Recommending You Spend Less
Has your agency ever suggested that you spend less on Google Ads? If you’re laughing right now, I think we both know the answer.
Most agencies are paid as a percentage of ad spend. Which means the more you spend, the more they make. So naturally, the conversation tends to focus on growth – more budget, more campaigns, more reach.
But here’s the problem: More spend doesn’t always mean better results.
An Incentive Problem
If your agency makes more money when you spend more, it becomes very hard for them to recommend pulling back, even when it’s the right move for your business. That’s not always intentional, but it does shape behavior.
And over time, it can lead to inefficient spending that no one is motivated to fix.
A Different Approach
When we first met with a credit union, they were spending about $15,000 per month across seven locations. Three of those locations were in the same town, and all were within two counties.
They didn’t come to us because of budget concerns. They came to us because their agency was unresponsive.
When we reviewed the account, something else became clear: they were overspending for the market they were in. There simply wasn’t enough qualified demand to justify that level of budget.
So we made a recommendation most agencies wouldn’t. We told them to cut their Google Ads spend in half – from $15,000 to $7,000. They were thrilled, and a little surprised.
We didn’t just reduce the budget, we refocused it.
- Tighter targeting
- Better alignment with high-intent searches
- Cleaner campaign structure
The result? They generated just as many marketing-qualified leads at half the spend.
A Natural Ceiling
Google Ads isn’t about how much you spend. It’s about how efficiently you turn that spend into results.

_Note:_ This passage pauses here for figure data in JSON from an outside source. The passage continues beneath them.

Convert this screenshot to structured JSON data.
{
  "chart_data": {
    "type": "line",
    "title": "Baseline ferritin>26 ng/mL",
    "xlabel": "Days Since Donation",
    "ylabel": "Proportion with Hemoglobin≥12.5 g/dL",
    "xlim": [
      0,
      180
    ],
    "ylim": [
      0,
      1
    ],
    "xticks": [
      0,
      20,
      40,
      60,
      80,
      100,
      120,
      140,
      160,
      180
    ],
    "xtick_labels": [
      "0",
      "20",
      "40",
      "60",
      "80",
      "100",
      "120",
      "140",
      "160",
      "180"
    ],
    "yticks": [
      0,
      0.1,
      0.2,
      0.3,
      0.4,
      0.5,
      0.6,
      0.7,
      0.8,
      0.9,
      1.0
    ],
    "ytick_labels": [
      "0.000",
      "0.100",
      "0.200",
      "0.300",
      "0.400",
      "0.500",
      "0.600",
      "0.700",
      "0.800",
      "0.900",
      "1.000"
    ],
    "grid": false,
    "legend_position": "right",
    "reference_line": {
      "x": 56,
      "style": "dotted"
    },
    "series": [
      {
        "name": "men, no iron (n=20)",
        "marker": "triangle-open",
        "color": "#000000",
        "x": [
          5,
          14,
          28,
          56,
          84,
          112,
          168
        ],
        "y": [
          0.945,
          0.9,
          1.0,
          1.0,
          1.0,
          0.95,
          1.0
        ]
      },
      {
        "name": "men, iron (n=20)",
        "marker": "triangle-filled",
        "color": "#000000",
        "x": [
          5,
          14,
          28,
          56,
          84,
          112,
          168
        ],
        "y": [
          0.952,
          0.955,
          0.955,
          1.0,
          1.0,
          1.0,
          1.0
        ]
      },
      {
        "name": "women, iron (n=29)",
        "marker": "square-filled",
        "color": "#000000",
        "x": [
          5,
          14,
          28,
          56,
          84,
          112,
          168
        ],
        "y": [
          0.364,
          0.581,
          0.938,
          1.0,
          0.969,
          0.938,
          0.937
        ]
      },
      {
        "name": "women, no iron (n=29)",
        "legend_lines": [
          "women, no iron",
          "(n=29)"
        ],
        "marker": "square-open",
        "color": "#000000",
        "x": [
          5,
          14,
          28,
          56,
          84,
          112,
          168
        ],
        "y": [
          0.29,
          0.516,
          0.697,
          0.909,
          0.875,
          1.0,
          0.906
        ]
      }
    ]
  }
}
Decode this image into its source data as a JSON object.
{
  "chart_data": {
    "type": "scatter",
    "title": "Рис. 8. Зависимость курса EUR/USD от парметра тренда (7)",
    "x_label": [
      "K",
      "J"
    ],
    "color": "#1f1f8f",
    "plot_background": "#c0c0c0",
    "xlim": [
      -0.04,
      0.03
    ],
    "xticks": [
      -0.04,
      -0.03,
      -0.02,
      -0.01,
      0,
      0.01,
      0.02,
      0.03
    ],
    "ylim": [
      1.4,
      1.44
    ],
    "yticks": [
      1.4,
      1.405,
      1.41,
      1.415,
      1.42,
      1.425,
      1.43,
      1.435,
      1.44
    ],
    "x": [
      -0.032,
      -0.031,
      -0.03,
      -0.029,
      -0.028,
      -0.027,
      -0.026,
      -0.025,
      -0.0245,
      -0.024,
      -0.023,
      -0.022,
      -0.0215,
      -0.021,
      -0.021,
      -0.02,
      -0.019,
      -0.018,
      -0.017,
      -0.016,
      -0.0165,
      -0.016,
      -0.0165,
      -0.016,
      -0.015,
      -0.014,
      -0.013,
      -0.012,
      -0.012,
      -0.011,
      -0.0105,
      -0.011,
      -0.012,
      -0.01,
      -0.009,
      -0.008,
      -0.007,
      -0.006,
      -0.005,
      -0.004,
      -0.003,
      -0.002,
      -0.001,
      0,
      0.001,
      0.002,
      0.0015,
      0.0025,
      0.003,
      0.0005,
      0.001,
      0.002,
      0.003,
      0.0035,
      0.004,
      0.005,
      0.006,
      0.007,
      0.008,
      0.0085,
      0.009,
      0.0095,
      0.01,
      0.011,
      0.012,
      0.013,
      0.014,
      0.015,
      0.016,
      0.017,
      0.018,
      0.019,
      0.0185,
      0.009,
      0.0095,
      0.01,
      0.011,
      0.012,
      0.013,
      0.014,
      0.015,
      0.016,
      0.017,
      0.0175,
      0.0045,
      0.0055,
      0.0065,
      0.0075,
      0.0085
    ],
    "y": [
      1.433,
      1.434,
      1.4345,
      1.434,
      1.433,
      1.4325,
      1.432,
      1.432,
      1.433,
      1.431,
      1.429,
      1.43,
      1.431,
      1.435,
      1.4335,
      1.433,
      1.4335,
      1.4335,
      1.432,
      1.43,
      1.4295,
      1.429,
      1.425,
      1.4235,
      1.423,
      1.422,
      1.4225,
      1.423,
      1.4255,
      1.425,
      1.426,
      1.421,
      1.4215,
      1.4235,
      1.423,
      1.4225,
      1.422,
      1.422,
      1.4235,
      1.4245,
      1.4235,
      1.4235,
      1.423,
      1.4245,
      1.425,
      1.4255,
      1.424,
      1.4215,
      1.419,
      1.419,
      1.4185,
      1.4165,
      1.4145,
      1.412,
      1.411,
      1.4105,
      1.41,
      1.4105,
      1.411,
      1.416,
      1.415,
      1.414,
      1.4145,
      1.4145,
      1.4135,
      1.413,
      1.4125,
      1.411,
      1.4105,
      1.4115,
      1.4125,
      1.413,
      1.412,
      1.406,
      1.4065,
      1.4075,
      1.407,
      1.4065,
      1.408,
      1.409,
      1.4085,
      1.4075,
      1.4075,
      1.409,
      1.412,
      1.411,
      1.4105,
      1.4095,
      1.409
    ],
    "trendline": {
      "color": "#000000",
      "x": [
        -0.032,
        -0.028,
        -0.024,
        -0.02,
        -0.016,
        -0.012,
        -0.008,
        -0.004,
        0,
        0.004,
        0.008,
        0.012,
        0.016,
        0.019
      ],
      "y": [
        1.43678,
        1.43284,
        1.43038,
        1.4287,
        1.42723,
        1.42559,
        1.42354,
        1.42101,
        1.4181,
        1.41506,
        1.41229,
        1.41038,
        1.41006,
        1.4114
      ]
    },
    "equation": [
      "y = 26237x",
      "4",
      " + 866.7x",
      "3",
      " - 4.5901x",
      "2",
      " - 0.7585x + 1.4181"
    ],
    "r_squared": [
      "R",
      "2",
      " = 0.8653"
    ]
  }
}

There’s a natural ceiling in every market based on search volume, competition, and intent. Once you push past it, you don’t get more of the right leads. You just pay more for each lead, or worse yet, you pay for lousy ones.
Good management isn’t about pushing spend higher. It’s about finding, and respecting, the ceiling for your market.
Real Partnership
If an agency wants a long-term relationship with a client, they have to be willing to say: “You should spend less.” Even when it means less revenue in the short term.
Because what you gain is trust, efficiency, and a client who knows you’re looking out for their business…not just your own.
If your current agency has never suggested reducing your budget, it’s worth asking: Are you truly optimized… or spending more than you need to?